Faik Kumru

Hakikat

Faik Kumru

Doğruları ve gerçekleri, malayani bir pohpoha, kuru bir aferine ve riyakar bir alkışa tercih eden veya ötekileştirilmekten korktuğu için ağzını kapatıp dilini hapseden, soluğunu tutan ve kelimeleri yutan kişilerden, ne kalem âdemi, adamı, insanı (kadın, erkek) ne de gönül erbabı olması beklenebilir.

En ufak olumsuz bir hava hissedince bulunduğu mekanı terk eden; keyfim bozulmasın diye yangına sırtını çeviren kişilerden de asla ve asla diğerkam bir edebiyat adamı olmaz. Ne olursa olsun, gerçek ve doğru ne ise, onun saffı evvelini, en ön sırasını teşkil etmesi beklenen, bizzat eli kalem tutan yürekli insanların olması gereğidir.

Kalem sahibi olmak, o kişiye, bir vazife ve bir mesuliyet yüklemektedir. O sorumluluğu kendi omuzlarında hisseden her er veya hatun kişi, mazi tarafına geçtiği vakit, tarihe mâl olmuş şahsiyeti ve değerli hatıralarının güzel bir şekilde anılması ve dile getirilmesi, o kişiye karşı bir yad-ı cemil mahiyetinde olacaktır.

Hakikat serttir, çoğu yanlışı veya doğru gibi lanse edilen her yanlışı paramparça, tuz buz eder, bir daha dirilmemesi üzere. Gerçeği ifade edebilen her kalem sahibi, bir heykeltıraş gibidir; elindeki hakikat çekicinin marifeti ile tespit edebildiği bütün kabalıkları maharetli elleriyle yontar, tıraş eder ve muhteşem bir sanat eseri vücuda getirebilir. Ve onu görmeyi arzu eden bütün görebilen gözlere de meccanen, bedava hediye eder.
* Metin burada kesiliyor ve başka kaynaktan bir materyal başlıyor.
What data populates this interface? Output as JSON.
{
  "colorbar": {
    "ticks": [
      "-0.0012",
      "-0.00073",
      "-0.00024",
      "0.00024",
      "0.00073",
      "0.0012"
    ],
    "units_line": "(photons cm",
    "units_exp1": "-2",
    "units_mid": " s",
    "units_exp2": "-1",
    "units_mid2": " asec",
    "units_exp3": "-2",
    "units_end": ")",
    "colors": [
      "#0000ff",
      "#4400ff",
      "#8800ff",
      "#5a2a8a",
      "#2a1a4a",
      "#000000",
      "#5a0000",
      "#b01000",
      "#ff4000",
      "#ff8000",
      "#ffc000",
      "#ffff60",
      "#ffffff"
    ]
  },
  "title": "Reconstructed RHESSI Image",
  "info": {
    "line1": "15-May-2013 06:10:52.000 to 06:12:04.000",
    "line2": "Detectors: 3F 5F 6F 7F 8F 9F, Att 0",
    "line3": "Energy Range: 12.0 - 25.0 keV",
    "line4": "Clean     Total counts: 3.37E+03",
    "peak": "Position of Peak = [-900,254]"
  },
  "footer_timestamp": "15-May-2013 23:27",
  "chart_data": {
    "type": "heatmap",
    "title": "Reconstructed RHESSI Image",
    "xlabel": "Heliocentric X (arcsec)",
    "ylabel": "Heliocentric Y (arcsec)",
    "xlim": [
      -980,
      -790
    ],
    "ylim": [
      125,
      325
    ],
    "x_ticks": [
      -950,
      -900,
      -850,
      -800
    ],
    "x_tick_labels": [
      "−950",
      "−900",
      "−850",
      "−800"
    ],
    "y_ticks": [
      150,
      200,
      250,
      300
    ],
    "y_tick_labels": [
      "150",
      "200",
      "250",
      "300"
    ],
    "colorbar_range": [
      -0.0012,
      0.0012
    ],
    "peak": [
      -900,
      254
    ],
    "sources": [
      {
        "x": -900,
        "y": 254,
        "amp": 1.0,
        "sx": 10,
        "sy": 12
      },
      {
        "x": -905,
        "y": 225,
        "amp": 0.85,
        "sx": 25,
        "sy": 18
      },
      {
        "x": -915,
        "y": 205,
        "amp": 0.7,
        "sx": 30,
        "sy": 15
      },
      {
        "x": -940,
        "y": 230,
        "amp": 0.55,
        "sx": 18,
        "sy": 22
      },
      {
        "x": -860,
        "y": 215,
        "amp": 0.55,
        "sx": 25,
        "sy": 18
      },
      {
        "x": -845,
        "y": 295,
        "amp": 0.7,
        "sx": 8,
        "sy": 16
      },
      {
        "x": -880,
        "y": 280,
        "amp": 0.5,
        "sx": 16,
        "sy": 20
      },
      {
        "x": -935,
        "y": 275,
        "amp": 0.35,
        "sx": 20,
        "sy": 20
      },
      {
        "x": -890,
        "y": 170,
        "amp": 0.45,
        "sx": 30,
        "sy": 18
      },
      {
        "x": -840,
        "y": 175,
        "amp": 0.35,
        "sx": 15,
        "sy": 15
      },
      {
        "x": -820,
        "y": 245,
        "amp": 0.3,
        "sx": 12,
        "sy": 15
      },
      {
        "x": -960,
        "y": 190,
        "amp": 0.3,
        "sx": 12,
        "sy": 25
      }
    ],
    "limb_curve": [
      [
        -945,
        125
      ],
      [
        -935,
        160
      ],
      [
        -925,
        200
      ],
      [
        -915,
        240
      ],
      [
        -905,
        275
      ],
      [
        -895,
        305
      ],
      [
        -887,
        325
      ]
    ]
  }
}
Hakikat, büyük bir boy aynasıdır. Görülmesi gereken her ne var ise, sırlı ve gizemli camından her hadiseyi bütün bir kainata aksettirecek bir kapasiteye sahiptir. O aynayı kırmak isteyecek birçok barbar ve zorba olmuştur, olacaktır. Bu devri daimler bütün bir tarih boyunca sürmüştür, bundan sonra da süreceğe benzer. Tarihin tekeri bütün hızıyla dönmeye devam edecektir. O tekerin yönü güzele mi yoksa çirkine mi olacak, bunu da insanların davranışı belirleyecektir.

Gözü ve gönlü âmâ olana; dili ve yüreği lal olana; kulağı ve kalbi sağır olana ve bilumum ahrazlar güruhuna güzel ve muhteşem bir manzara sunsanız, ikram da etseniz; göremezler, işitemezler, konuşamazlar ve hissedemezler. Kısacası bunlar, tinet olarak çirkin adam ve acuze topluluğudur.

Her milletin ve her cemiyetin içerisinde, ait olduğu inanışın hem mukaddesine hem de kutsi değerlerine ağız dolusu hakaret eden azgın çöplük horozları ve azgın çöplük tavukları olacaktır elbette, üstelik bunlar birbirini kolayca keşfedebilirler. Her ortamda ve her mekanda birbirinin kokusunu çok uzaktan rahatlıkla alabilirler. Bu şeytani tıynet, fıtrat, bir mıknatısın artı ve eksi kutupları gibi birbirini kendine çekecektir, bu tabii, olağan bir akıştır.

Bu gibilerin nazarında hakikatin, gerçeğin, doğrunun hiçbir ehemmiyeti, önemi yoktur. Onlar için yegane, tek kıymet, nefislerine ve zevklerine hitap eden her şeydir. Makyavelist çizgide yaşayan birinden dürüst bir davranış sergilemesini bekleyemezsiniz. O, bütün yolları kendine meşru görecek, gösterecek ve inanmış olduğu kabullerini de o yönde kullanacaktır. Kendi hezeyanlarını tek doğru adres bilecektir. Kendi çıkarı ve kendi istekleri uğruna ne kadar güzellik varsa, topyekun hepsini imha edecektir.